Singkat cerita Mas Kumis ini mencari pekerjaan baru karena terkena PHK pada pekerjaan sebelumnya. Namun di zaman seperti ini untuk masuk perusahaan seperti pabrik pun tidak mudah, alias membutuhkan biaya awal atau biaya masuk melalui calo.Â
Suatu saat ia mendaftar ke pabrik industri tekstil melalui calo dengan nominal yang cukup besar, tapi siapa sangka ia terkena tipu yang membuat ia tidak jadi bekerja di perusahaan tersebut. Tabungan yang habis sekejap itu tidak membuat Mas Kumis menyerah, melainkan ia lanjut mencari pekerjaan hingga merantau.
Mas Kumis meninggalkan Sukabumi untuk mencari kehidupan yang lebih baik di ibukota. Penuh harapan, ia terjun ke kota yang bisa memberikan masa depan yang lebih baik untuk keluarganya. Namun, realitasnya jauh dari harapan, hingga akhirnya ia terkena tipu yang kedua kali dan berujung menjadi pemulung yang mengumpulkan barang-barang bekas dan menukarnya dengan uang. Hingga saat ini ia menetap menjadi seorang pemulung untuk menghidupi keluarganya di kampung
Kini Mas Kumis tinggal di Bandung yang beralamatkan Jl. Dago Elos, Dago, Kecamatan Coblong, Kota Bandung, Jawa Barat lebih tepatnya di Terminal Dago. Disana ia hidup dengan komunitas pemulung lainnya yang sama-sama mengumpulkan barang bekas.
Menjalani kehidupan sebagai pengumpul barang bekas tidaklah semudah itu karena banyak persaingan antar pemulung lain. Mas Kumis mengumpulkan barang bekas seperti botol atau gelas plastik dan kardus-kardus, lalu ditukarkan dengan uang yang sepadan dengan berat karung yang ia kumpulkan. Terkadang beratnya yang lumayan tetapi tidak menghasilkan uang yang cukup untuk menghidupi ia dan keempat anaknya. Hasil ini biasa ia gunakan untuk makan sehari-hari dan disisihkan untuk tabungan yang biasa dikirim pada keluarganya di Sukabumi.

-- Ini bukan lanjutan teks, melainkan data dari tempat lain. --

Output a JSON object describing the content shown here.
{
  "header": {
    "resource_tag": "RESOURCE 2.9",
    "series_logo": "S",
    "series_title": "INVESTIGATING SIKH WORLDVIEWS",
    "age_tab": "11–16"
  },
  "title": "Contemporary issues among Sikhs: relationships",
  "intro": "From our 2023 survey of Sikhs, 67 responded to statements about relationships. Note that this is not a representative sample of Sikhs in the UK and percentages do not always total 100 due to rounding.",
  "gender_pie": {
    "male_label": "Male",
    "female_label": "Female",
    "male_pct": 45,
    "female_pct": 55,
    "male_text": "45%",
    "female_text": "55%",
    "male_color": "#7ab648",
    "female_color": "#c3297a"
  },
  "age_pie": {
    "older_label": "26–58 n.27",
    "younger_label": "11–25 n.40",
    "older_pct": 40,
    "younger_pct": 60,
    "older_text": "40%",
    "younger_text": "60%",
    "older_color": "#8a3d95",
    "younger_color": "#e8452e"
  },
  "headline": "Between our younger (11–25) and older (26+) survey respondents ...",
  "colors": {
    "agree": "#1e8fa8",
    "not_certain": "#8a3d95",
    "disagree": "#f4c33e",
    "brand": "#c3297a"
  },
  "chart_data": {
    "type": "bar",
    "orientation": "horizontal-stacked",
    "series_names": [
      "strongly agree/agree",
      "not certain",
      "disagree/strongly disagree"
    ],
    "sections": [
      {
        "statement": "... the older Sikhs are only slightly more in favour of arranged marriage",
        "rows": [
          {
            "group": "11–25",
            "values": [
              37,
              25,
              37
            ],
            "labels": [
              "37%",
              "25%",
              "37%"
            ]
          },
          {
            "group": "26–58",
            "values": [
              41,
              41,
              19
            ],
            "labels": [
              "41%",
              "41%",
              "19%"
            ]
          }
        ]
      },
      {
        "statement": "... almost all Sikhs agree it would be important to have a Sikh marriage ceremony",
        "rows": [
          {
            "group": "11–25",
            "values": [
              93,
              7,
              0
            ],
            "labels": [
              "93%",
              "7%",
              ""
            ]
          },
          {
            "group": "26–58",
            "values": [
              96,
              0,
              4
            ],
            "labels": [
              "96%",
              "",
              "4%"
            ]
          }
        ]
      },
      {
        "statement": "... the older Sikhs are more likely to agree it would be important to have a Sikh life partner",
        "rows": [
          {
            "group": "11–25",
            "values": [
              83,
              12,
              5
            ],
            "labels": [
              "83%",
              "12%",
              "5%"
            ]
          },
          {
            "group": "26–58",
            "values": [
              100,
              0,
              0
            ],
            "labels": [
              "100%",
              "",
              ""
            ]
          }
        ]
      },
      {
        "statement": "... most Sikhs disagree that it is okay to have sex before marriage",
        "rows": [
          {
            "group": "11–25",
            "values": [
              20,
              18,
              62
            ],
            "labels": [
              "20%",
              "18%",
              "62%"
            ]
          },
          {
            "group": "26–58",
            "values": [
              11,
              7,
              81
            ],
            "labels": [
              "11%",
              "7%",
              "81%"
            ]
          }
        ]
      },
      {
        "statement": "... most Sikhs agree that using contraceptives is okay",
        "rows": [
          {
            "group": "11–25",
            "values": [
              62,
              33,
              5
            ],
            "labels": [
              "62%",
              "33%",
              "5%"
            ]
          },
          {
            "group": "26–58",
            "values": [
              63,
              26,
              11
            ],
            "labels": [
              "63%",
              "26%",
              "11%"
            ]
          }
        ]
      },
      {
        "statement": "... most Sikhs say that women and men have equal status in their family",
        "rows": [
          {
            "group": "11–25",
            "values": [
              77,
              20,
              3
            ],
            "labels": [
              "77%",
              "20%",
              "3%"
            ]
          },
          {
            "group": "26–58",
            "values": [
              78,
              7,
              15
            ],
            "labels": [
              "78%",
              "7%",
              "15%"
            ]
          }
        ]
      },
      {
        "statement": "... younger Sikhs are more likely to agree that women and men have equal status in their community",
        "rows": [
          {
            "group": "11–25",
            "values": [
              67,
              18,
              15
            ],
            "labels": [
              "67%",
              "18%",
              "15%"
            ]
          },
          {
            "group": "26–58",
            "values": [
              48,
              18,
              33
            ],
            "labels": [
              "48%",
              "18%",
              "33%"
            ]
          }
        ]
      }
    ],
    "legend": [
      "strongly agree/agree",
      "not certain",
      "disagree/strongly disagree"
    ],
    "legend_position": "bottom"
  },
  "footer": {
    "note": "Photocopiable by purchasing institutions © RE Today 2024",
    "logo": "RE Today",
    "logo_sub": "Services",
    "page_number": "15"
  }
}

Barang yang dikumpulkan biasanya ditukar dengan uang kepada pengepul barang bekas tak jarang juga menjual ke pabrik daur ulang daerah Dago Kecamatan Coblong. Penghasilan yang tidak menentu membuat ia harus terus bekerja keras dari pukul 06.00 pagi hingga malam pukul 20.00. Rute yang sering dilewatinya yakni Jl. Merdeka hingga Dago Atas. Tidak menetap berapa penghasilan sehari-harinya, namun dapat dikatakan sehari hanya menghasilkan Rp 50.000. Cukup apa dengan nominal sebesar itu di zaman ini?
Penghasilannya yang habis dipakai membiayai seorang diri ini membuat semangat dalam hidupnya bahwa ada keluargnya yang harus ia nafkahi nan jauh di Sukabumi. Kehidupannya dipenuhi dengan deretan kesedihan yang mendalam, terutama setelah kepergian istrinya yang menyisakan tanggung jawab menafkahi empat orang anak. Setiap langkah yang diambilnya adalah usaha untuk menyediakan sejumput nasi dan secuil harapan bagi buah hatinya yang setia menanti di rumah.
Setiap langkah Mas Kumis dalam merantau dan menjadi pemulung adalah bukti perjuangan tak kenal lelah. Namun, di balik ketegaran dan ketabahan yang ditunjukkannya, terdapat lapisan kesedihan yang sulit diukur. Merawat anak-anak tanpa sosok pendamping hidup adalah ujian berat yang harus dihadapinya setiap hari.
Kisah Mas Kumis adalah cerminan dari berbagai penderitaan dan kehidupan sulit yang dihadapi oleh pemulung di luar sana. Ini membangkitkan pertanyaan tentang keadilan sosial dan perlunya dukungan dari masyarakat. Mas Kumis, seperti banyak pemulung lainnya, adalah pahlawan tak dikenal yang berjuang di balik layar, menjalani hidupnya dengan penuh keterbatasan dan kesedihan.
Semoga kisah hidup Mas Kumis dan pemulung lainnya bisa menjadi inspirasi bagi kita semua untuk lebih peduli terhadap sesama, memberikan dukungan, dan menciptakan perubahan positif dalam masyarakat. Sebab, di balik setiap kehidupan yang penuh kesedihan, masih ada harapan dan kekuatan untuk melangkah maju.